There are several points throughout the CDMRP program cycle where duplication of research is checked and, if necessary, mitigated, including at application submission, peer review, programmatic review, and the negotiation and monitoring of funded awards. Principal investigators and all key personnel are required to submit a comprehensive list of previous, current, and pending funding support. CDMRP reports that applicants must identify where they perceive there to be proposed research overlaps with other previous, existing, and pending research projects, or they must state that there is no such overlap (CDMRP, 2016h). The committee notes, however, that it was unable to find this requirement in the program announcements or the general application instructions, although applicants are prohibited from submitting “applications that are essentially identical or propose essentially the same research project to different funding opportunities within the same program and fiscal year” (CDMRP, 2015b).

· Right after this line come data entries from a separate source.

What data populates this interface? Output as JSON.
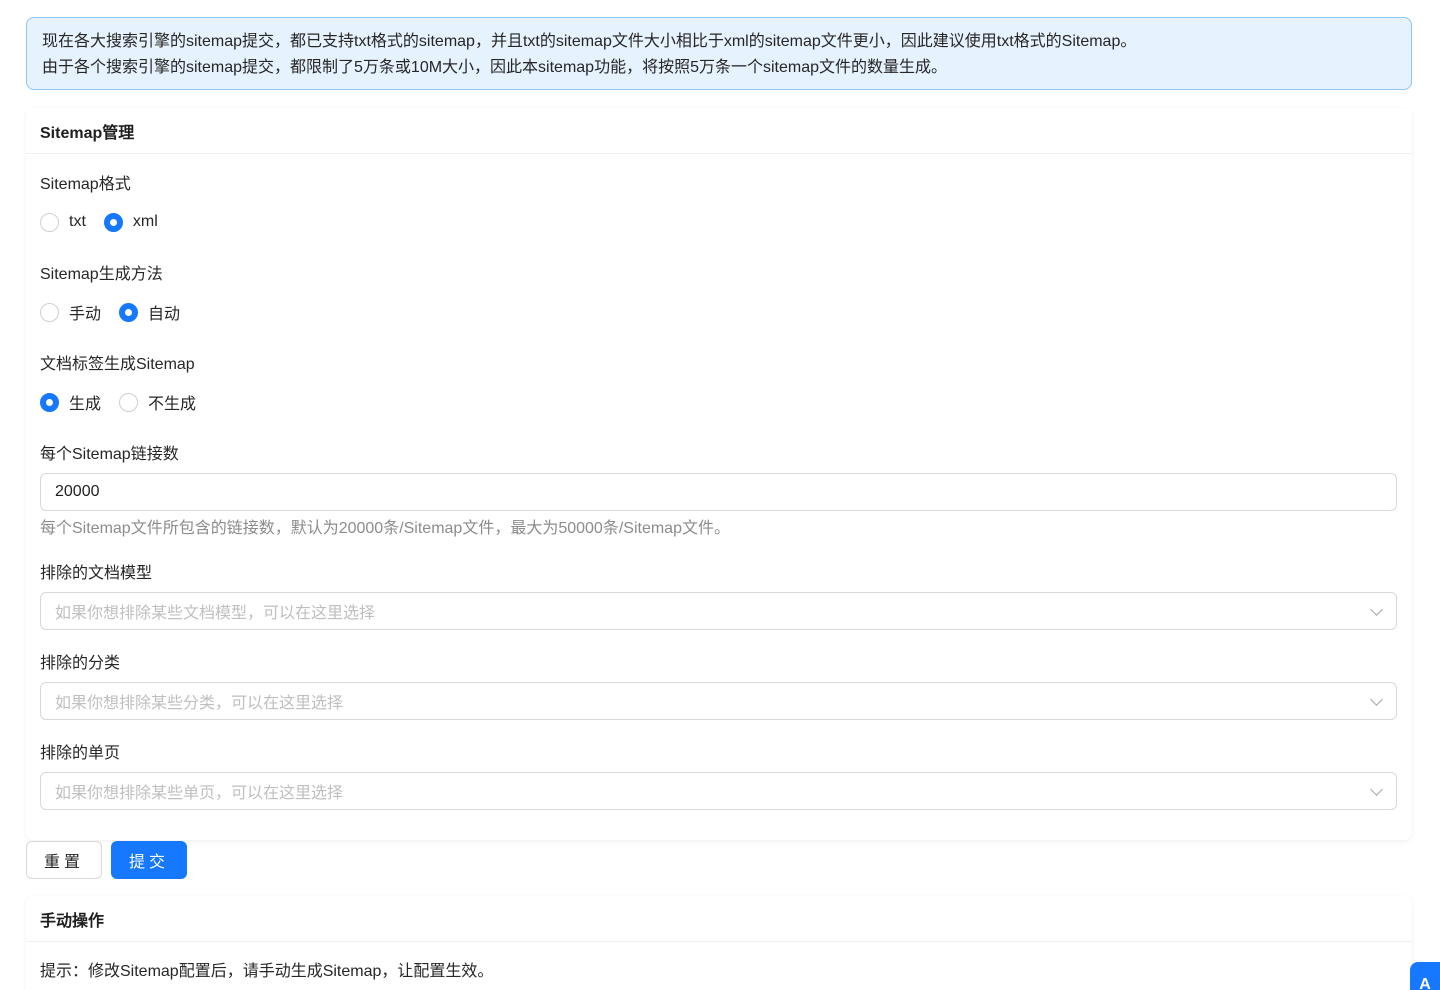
{
  "alert": {
    "line1": "现在各大搜索引擎的sitemap提交，都已支持txt格式的sitemap，并且txt的sitemap文件大小相比于xml的sitemap文件更小，因此建议使用txt格式的Sitemap。",
    "line2": "由于各个搜索引擎的sitemap提交，都限制了5万条或10M大小，因此本sitemap功能，将按照5万条一个sitemap文件的数量生成。"
  },
  "sitemap_card": {
    "title": "Sitemap管理",
    "format": {
      "label": "Sitemap格式",
      "options": [
        "txt",
        "xml"
      ],
      "selected": "xml"
    },
    "method": {
      "label": "Sitemap生成方法",
      "options": [
        "手动",
        "自动"
      ],
      "selected": "自动"
    },
    "tag_sitemap": {
      "label": "文档标签生成Sitemap",
      "options": [
        "生成",
        "不生成"
      ],
      "selected": "生成"
    },
    "links_per_sitemap": {
      "label": "每个Sitemap链接数",
      "value": "20000",
      "help": "每个Sitemap文件所包含的链接数，默认为20000条/Sitemap文件，最大为50000条/Sitemap文件。"
    },
    "exclude_models": {
      "label": "排除的文档模型",
      "placeholder": "如果你想排除某些文档模型，可以在这里选择"
    },
    "exclude_categories": {
      "label": "排除的分类",
      "placeholder": "如果你想排除某些分类，可以在这里选择"
    },
    "exclude_pages": {
      "label": "排除的单页",
      "placeholder": "如果你想排除某些单页，可以在这里选择"
    }
  },
  "buttons": {
    "reset": "重置",
    "submit": "提交"
  },
  "manual_card": {
    "title": "手动操作",
    "tip": "提示：修改Sitemap配置后，请手动生成Sitemap，让配置生效。"
  },
  "float_button": {
    "label": "A"
  },
  "colors": {
    "primary": "#1677ff",
    "alert_bg": "#e6f2fd",
    "alert_border": "#8fc5f4"
  }
}
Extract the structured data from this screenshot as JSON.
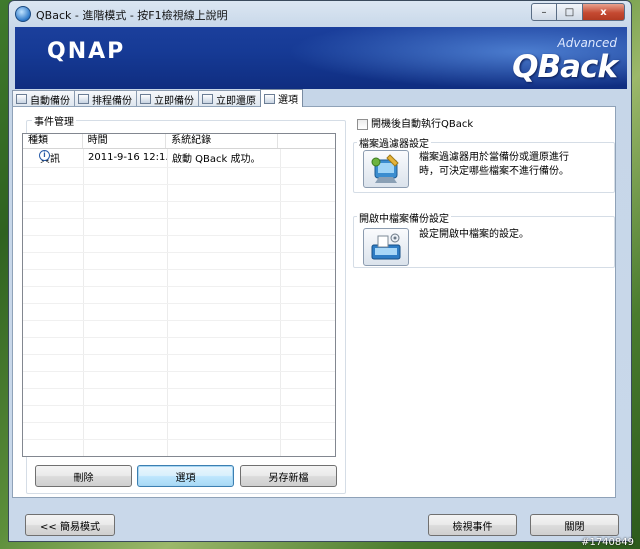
{
  "window": {
    "title": "QBack - 進階模式 - 按F1檢視線上說明",
    "minimize_label": "–",
    "maximize_label": "□",
    "close_label": "x"
  },
  "banner": {
    "brand": "QNAP",
    "product_prefix": "Advanced",
    "product": "QBack"
  },
  "tabs": [
    {
      "label": "自動備份",
      "icon": "auto-backup-icon"
    },
    {
      "label": "排程備份",
      "icon": "schedule-icon"
    },
    {
      "label": "立即備份",
      "icon": "backup-now-icon"
    },
    {
      "label": "立即還原",
      "icon": "restore-now-icon"
    },
    {
      "label": "選項",
      "icon": "options-icon",
      "active": true
    }
  ],
  "events": {
    "group_title": "事件管理",
    "columns": [
      "種類",
      "時間",
      "系統紀錄"
    ],
    "rows": [
      {
        "type": "資訊",
        "time": "2011-9-16 12:1...",
        "log": "啟動 QBack 成功。",
        "icon": "info-icon"
      }
    ],
    "buttons": {
      "delete": "刪除",
      "options": "選項",
      "save_as": "另存新檔"
    }
  },
  "options": {
    "autostart_label": "開機後自動執行QBack",
    "autostart_checked": false,
    "filter": {
      "title": "檔案過濾器設定",
      "description_line1": "檔案過濾器用於當備份或還原進行",
      "description_line2": "時，可決定哪些檔案不進行備份。"
    },
    "open_file": {
      "title": "開啟中檔案備份設定",
      "description": "設定開啟中檔案的設定。"
    }
  },
  "footer": {
    "simple_mode": "<< 簡易模式",
    "view_events": "檢視事件",
    "close": "關閉"
  },
  "watermark": "#1740849"
}
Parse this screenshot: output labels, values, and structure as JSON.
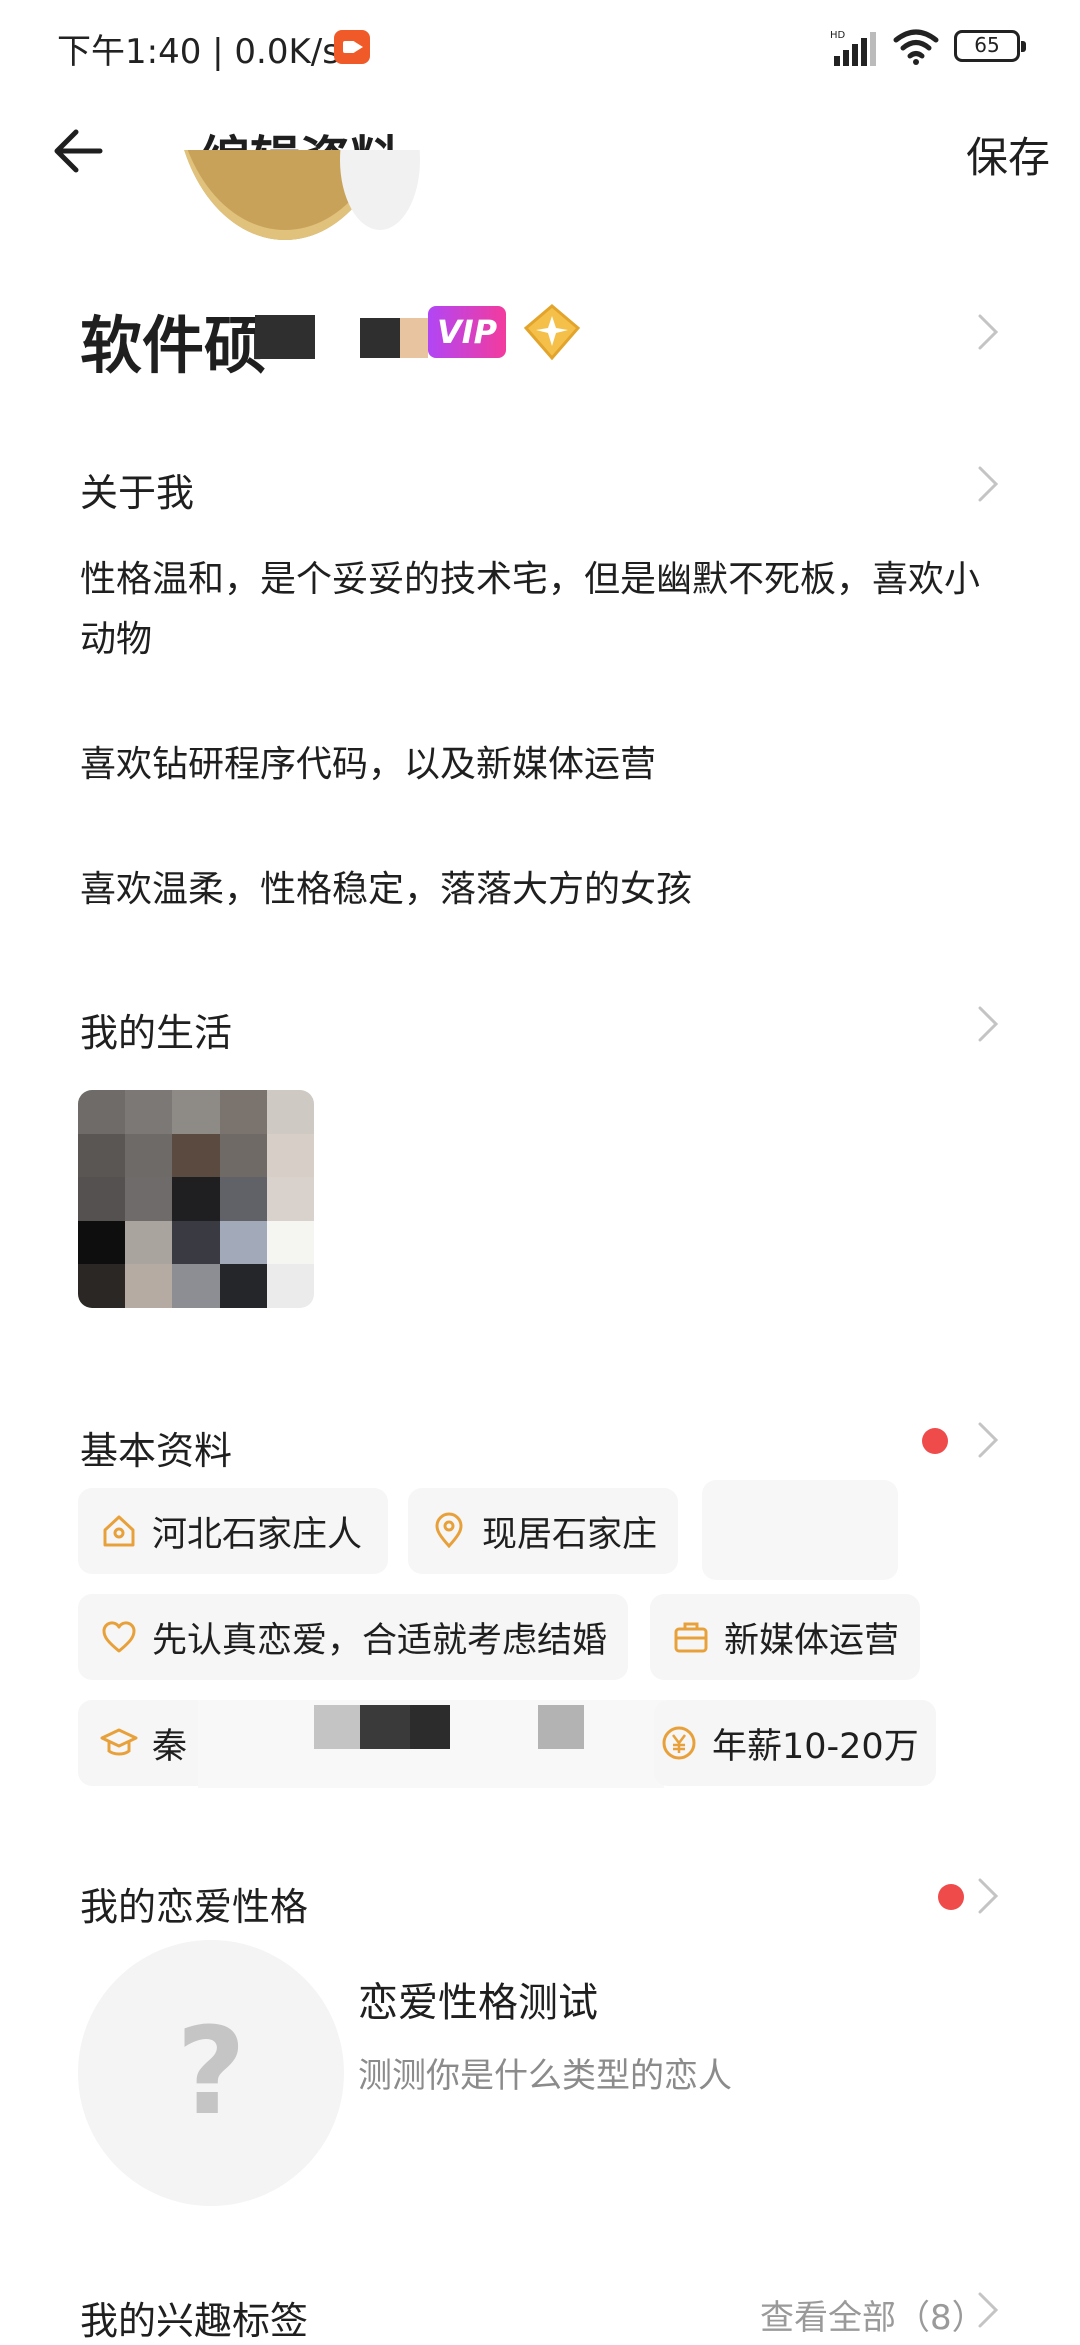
{
  "status_bar": {
    "time_speed": "下午1:40 | 0.0K/s",
    "battery": "65"
  },
  "header": {
    "title": "编辑资料",
    "save_label": "保存"
  },
  "profile": {
    "name_visible": "软件硕",
    "vip_label": "VIP"
  },
  "about": {
    "title": "关于我",
    "lines": [
      "性格温和，是个妥妥的技术宅，但是幽默不死板，喜欢小动物",
      "喜欢钻研程序代码，以及新媒体运营",
      "喜欢温柔，性格稳定，落落大方的女孩"
    ]
  },
  "life": {
    "title": "我的生活"
  },
  "basic": {
    "title": "基本资料",
    "tags": [
      {
        "label": "河北石家庄人",
        "icon": "hometown-icon"
      },
      {
        "label": "现居石家庄",
        "icon": "location-pin-icon"
      },
      {
        "label": "先认真恋爱，合适就考虑结婚",
        "icon": "heart-icon"
      },
      {
        "label": "新媒体运营",
        "icon": "briefcase-icon"
      },
      {
        "label": "秦",
        "icon": "graduation-cap-icon"
      },
      {
        "label": "年薪10-20万",
        "icon": "yen-icon"
      }
    ]
  },
  "love_personality": {
    "title": "我的恋爱性格",
    "test_title": "恋爱性格测试",
    "test_subtitle": "测测你是什么类型的恋人",
    "placeholder_glyph": "?"
  },
  "interests": {
    "title": "我的兴趣标签",
    "view_all": "查看全部（8）"
  },
  "colors": {
    "accent_icon": "#e8a13a",
    "red_dot": "#f04b4b",
    "tag_bg": "#f6f6f6",
    "vip_gradient_start": "#b146f6",
    "vip_gradient_end": "#f33b9d"
  }
}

CDMRP states that duplicative research may also be identified during peer review. Peer reviewers, particularly the scientist reviewers who have extensive knowledge of the subject they are reviewing and may serve on other agencies’ review panels, might be able to provide feedback as part of their evaluations on whether the proposed research has already been published or is the subject of an application to another funding agency. The CDMRP science officer may review these reviewer comments if the application moves to award negotiations (CDMRP, 2016h). The committee cautions, however, that peer reviewers need to respect the confidentiality of applications submitted to other agencies for which they may also serve as reviewers. Thus, peer reviewers may need to limit their discussion of potential research overlaps to their knowledge of the published literature.
Programmatic review is another opportunity for assessing the duplication of research. Many of the programmatic panels include at least one representative from other relevant federal agencies, such as NIH and VA, who are familiar with the research program area and can provide
information about similar research that is being funded by their own organizations (CDMRP, 2016h). CDMRP program managers may also be aware of similar funding opportunities through direct contact with their counterparts at other organizations and by attending other agencies’ and organizations’ meetings, working groups, and national conferences (Vaday, 2016). The committee finds that although these contacts are helpful, they are ad hoc and not systematic or necessarily comprehensive; thus, the program manager’s knowledge of other funded research efforts may be incomplete.
After an application has been recommended for funding, but before the award negotiations begin, the applicant must supply an updated, comprehensive list of support. On the basis of this information, combined with the peer and programmatic review notes, CDMRP’s internal grants management database (eBRAP), NIH’s eRA Commons system, NIH RePORTER, International Cancer Research Partnership, the Federal RePORTER, and other program-specific sites, CDMRP science officers try to determine whether the application has potential research overlaps with other federal or nonfederal agencies (CDMRP, 2016h). The committee recognizes that even using a multitude of approaches such as these may not capture all redundancies. All CDMRP awards are entered into the Federal RePORTER database and made available for public scrutiny.